Thursday, April 2, 2009

federal prosecutors stole at least one U.S. senator's seat

wow...

I'm not a big fan of the former senator, especially in terms of fiscal proclivities-- and I'm not sure whether he's truly (vs. legally) innocent-- but this shouldn't happen to anyone. (And if this also harmed others, wow...)

Here's the AP's Devlin Barrett and Nedra Pickler in the C-J...

Faced with embarrassing revelations about withheld evidence, the Justice Department on Wednesday moved to reverse the conviction of former Alaska Sen. Ted Stevens, who lost his bid for re-election just days after a jury found that he had lied about gifts and home renovations.

Justice Department lawyers asked a judge to dismiss the indictment against Stevens and toss out his conviction - effectively killing their own courtroom victory with a shocking admission of misbehavior by prosecutors.

The Stevens case, the government's highest-profile attack on congressional corruption in recent years, was plagued by problems that continued to pile up even after a jury found him guilty. The last straw, apparently, was the failure of prosecutors to turn over notes of a crucial interview in which a witness contradicted a statement he made later under oath at trial....

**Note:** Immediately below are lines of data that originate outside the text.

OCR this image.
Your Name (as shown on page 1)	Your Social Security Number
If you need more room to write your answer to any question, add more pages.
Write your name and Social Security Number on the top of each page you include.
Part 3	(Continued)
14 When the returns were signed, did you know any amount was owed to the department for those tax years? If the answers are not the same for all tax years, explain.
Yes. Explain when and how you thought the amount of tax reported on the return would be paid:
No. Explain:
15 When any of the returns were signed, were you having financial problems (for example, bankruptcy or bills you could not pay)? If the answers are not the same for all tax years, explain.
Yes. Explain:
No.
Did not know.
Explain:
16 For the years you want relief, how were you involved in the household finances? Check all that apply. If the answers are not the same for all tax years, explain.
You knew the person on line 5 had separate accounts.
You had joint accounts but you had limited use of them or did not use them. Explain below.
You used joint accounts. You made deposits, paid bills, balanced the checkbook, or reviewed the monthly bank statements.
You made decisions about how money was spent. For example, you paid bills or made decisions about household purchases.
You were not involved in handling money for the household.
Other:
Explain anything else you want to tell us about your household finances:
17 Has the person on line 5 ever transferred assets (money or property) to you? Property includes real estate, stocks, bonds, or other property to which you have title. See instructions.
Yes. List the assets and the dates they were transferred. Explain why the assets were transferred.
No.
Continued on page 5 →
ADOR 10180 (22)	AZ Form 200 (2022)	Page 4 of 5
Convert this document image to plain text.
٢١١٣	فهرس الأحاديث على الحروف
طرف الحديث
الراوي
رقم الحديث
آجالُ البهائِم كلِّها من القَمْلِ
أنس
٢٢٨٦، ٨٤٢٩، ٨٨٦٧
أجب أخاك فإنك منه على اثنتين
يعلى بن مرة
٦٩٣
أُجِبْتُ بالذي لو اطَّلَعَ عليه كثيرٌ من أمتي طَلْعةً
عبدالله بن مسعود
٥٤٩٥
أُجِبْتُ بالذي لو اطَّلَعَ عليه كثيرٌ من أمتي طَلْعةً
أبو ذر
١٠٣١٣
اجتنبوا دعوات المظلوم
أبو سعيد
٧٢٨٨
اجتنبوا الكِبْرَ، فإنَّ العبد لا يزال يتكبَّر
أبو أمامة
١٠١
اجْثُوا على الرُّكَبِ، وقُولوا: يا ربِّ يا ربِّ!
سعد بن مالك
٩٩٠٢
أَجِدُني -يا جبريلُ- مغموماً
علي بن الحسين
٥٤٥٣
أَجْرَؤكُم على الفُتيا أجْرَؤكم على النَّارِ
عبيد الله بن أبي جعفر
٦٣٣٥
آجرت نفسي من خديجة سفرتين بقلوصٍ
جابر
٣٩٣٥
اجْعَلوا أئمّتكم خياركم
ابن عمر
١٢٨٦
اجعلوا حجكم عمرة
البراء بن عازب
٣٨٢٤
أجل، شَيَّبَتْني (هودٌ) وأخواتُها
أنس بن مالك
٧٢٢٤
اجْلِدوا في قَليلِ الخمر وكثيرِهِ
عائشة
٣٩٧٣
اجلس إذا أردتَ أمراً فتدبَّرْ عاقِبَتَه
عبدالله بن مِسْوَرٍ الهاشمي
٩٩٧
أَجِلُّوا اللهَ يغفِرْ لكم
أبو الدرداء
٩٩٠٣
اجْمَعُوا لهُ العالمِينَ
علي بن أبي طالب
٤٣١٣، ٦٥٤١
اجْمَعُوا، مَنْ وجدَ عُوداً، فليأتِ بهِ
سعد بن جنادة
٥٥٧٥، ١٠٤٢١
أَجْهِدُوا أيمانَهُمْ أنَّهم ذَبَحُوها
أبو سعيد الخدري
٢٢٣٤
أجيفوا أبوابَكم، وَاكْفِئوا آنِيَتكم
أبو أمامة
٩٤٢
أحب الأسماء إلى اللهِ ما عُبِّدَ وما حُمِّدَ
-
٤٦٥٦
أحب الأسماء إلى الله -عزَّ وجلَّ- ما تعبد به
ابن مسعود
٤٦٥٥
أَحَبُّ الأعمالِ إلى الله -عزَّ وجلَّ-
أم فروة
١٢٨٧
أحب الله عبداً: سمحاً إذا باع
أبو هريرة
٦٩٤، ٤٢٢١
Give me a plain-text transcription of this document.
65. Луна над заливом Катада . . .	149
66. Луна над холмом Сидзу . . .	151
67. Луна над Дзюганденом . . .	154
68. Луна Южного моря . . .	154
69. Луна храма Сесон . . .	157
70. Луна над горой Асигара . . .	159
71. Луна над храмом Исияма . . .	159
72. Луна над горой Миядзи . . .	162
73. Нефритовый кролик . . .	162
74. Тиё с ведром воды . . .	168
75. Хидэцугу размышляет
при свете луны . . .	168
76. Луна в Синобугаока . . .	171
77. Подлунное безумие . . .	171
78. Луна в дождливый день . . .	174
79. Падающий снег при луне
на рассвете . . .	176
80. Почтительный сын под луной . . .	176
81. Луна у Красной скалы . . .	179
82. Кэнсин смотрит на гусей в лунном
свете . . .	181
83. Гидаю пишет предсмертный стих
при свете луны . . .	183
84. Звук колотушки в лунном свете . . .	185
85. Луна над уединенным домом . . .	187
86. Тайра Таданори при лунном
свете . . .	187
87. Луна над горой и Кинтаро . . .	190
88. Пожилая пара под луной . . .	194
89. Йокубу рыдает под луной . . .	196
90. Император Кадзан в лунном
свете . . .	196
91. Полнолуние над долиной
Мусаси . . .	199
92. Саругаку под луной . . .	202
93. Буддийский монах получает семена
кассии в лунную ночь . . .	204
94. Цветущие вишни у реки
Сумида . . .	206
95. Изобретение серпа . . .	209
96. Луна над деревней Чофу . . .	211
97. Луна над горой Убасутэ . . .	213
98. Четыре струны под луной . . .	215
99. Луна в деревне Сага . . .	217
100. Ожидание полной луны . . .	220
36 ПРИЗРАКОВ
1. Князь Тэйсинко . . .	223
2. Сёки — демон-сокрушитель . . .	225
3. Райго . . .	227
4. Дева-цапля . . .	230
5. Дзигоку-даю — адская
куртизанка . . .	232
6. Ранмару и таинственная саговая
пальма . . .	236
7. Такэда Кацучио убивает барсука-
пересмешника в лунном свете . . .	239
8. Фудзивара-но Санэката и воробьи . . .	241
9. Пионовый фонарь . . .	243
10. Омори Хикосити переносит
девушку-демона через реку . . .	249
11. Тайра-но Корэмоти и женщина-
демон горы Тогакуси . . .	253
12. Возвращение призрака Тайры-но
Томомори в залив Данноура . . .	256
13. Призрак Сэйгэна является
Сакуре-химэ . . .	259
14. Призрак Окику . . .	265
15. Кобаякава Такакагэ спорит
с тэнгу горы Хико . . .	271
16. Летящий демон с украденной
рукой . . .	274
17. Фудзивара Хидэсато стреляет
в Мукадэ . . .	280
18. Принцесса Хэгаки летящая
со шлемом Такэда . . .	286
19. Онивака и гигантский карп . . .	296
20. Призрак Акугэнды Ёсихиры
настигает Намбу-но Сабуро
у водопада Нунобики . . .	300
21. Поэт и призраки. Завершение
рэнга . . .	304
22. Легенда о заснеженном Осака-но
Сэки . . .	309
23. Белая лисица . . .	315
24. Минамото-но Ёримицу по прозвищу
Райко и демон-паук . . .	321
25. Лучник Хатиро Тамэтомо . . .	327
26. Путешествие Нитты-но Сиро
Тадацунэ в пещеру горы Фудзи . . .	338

Stevens is expected to be back in court Tuesday when U.S. District Judge Emmet Sullivan holds a hearing on the government request. Stevens had appealed his conviction and had been awaiting sentencing....

While reaction in the Senate was muted, Sen. Lisa Murkowski, R-Alaska, called the whole episode grossly unfair.

"I am deeply disturbed that the government can ruin a man's career and then say, 'Never mind.' There is nothing that will ever compensate for the loss of his reputation or leadership to the state of Alaska," Murkowski said....

William Canfield, a former Stevens staffer and longtime friend, said some of the trial's effects may never be undone. Specifically, he said, at least one Senate colleague - John Sununu of New Hampshire - lost his bid for re-election after Stevens' legal problems became a campaign issue...

1 Comments:

At April 4, 2009 at 8:00 AM , Blogger Don Sherfick said...

Like you, I'm not big fan of the former Senator from Alaska, but troubled by what appears to be significant prosecutorial misconduct (or at least gross incompetence. Yet a jury of peers weighed evidence (one can argue about its ultimate quality) and determined guilt beyond a reasonable doubt.

As to unscrambling election results, I don't seen anyway out of the thicket. If we start saying (in retrospect) "but for this that would have happened", we have to reopen literally every campaign charge that proved not to be true (whatever that may mean under the First Amendment) and try to weigh whether or not it would have made a difference.

That would make Bush vs. Gore look like a traffic court decision.